Linha de crédito privilegia adimplentes e estimula empreendedorismo, mas impõe limites rigorosos

Governo lança linha de crédito com juros de 11% ao ano para formados no Fies adimplentes, visando fomentar o empreendedorismo com limites restritos e rigor na cobrança.
O governo federal anunciou nesta segunda-feira (29) uma linha de crédito exclusiva para pessoas que utilizaram o Financiamento Estudantil (Fies) e mantiveram rigorosamente em dia o pagamento das últimas 36 parcelas.
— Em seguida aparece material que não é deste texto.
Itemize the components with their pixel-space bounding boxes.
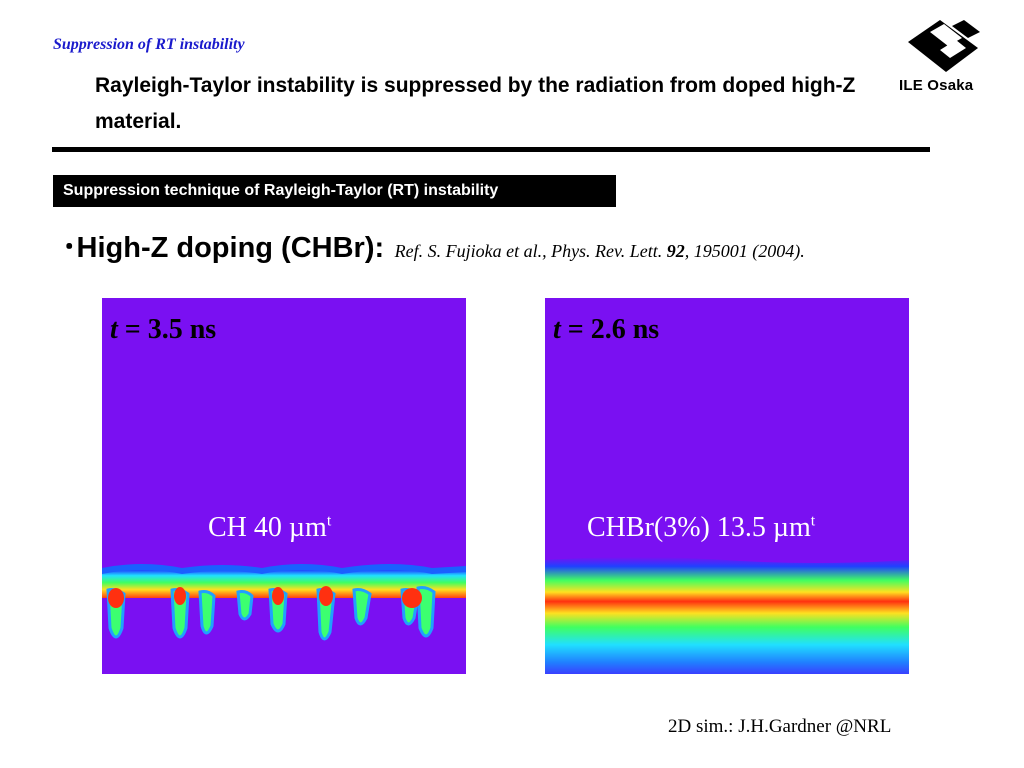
reference-suffix: , 195001 (2004). — [684, 241, 805, 261]
section-title: Suppression of RT instability — [53, 36, 245, 53]
logo-text: ILE Osaka — [899, 77, 974, 94]
bullet-main-text: High-Z doping (CHBr): — [76, 232, 385, 264]
simulation-panel-chbr: t = 2.6 ns CHBr(3%) 13.5 µmt — [545, 298, 909, 674]
divider-rule — [52, 147, 930, 152]
time-label: t = 2.6 ns — [553, 314, 659, 346]
simulation-credit: 2D sim.: J.H.Gardner @NRL — [668, 716, 892, 737]
material-text: CH 40 µm — [208, 512, 327, 543]
simulation-panel-ch: t = 3.5 ns CH 40 µmt — [102, 298, 466, 674]
ile-osaka-logo — [900, 20, 1000, 100]
time-variable: t — [553, 314, 561, 345]
time-value: = 2.6 ns — [560, 314, 660, 345]
material-sup: t — [326, 512, 332, 530]
reference-volume: 92 — [666, 241, 685, 261]
reference-prefix: Ref. S. Fujioka et al., Phys. Rev. Lett. — [394, 241, 663, 261]
bullet-line: ･High-Z doping (CHBr): Ref. S. Fujioka e… — [62, 224, 805, 266]
rt-suppressed-image — [545, 557, 909, 674]
bullet-marker: ･ — [62, 232, 77, 264]
material-sup: t — [810, 512, 816, 530]
time-variable: t — [110, 314, 118, 345]
subtitle-banner: Suppression technique of Rayleigh-Taylor… — [53, 175, 616, 207]
headline: Rayleigh-Taylor instability is suppresse… — [95, 74, 856, 133]
reference: Ref. S. Fujioka et al., Phys. Rev. Lett.… — [395, 241, 805, 261]
time-label: t = 3.5 ns — [110, 314, 216, 346]
time-value: = 3.5 ns — [117, 314, 217, 345]
material-label: CHBr(3%) 13.5 µmt — [587, 512, 815, 544]
material-text: CHBr(3%) 13.5 µm — [587, 512, 811, 543]
rt-spikes-image — [102, 564, 466, 641]
material-label: CH 40 µmt — [208, 512, 331, 544]
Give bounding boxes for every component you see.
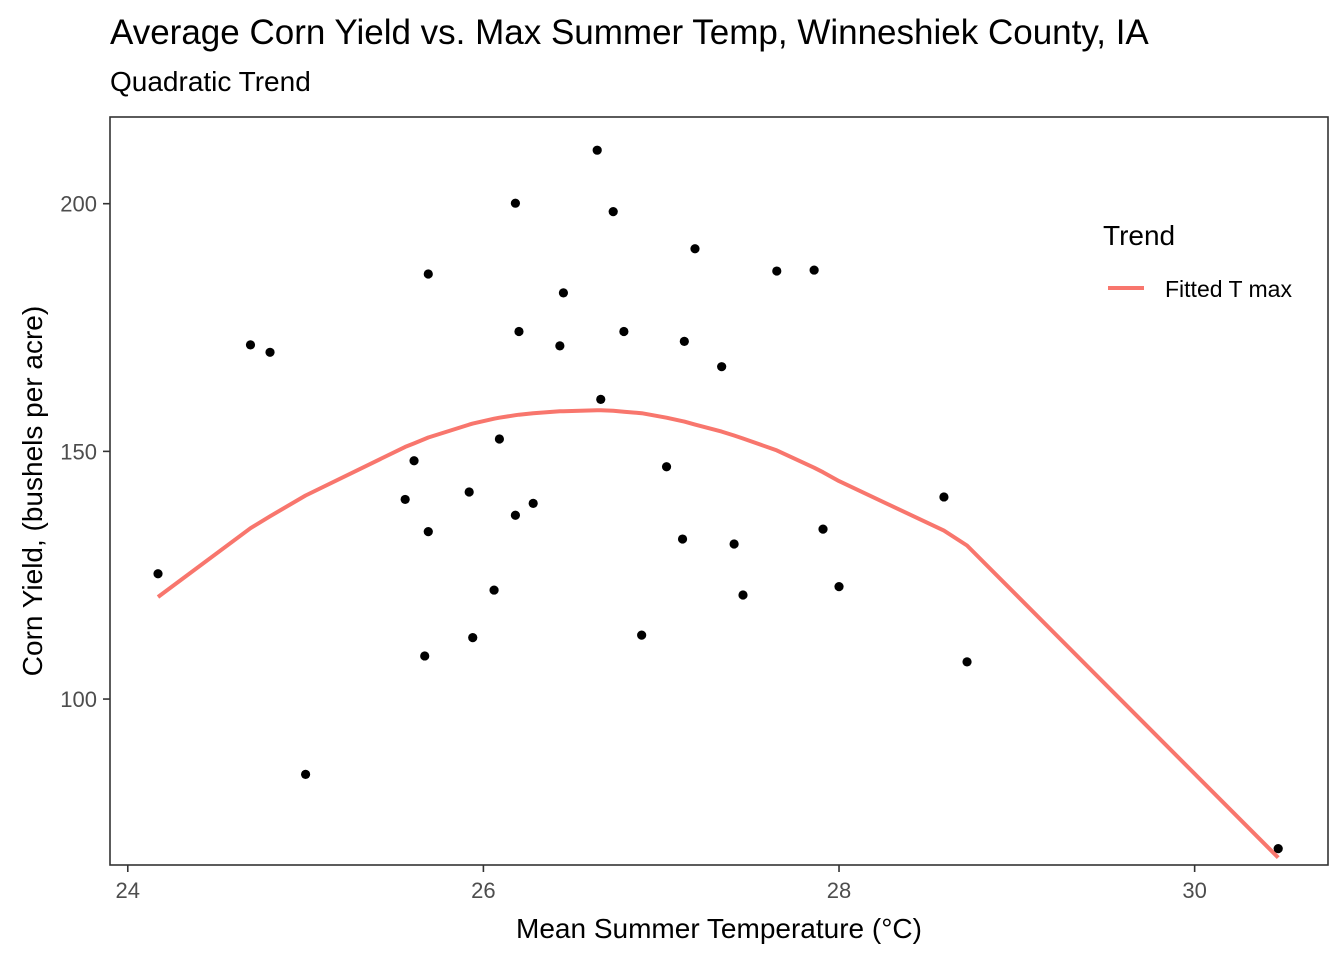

A taxa de juros fixada em 11% ao ano (equivalente a 0,87% ao mês) visa beneficiar formados adimplentes que pretendem abrir o próprio negócio, dentro do pacote “Desenrola Adimplentes”.
Linha de crédito premiando a disciplina financeira
A medida busca estimular a adimplência no Fies, especialmente no período de amortização do empréstimo, transformando o histórico limpo em vantagem financeira real para quem quer empreender. Podem aderir tanto pessoas físicas quanto jurídicas, desde que algum dos sócios possua o histórico irrepreensível de pagamento.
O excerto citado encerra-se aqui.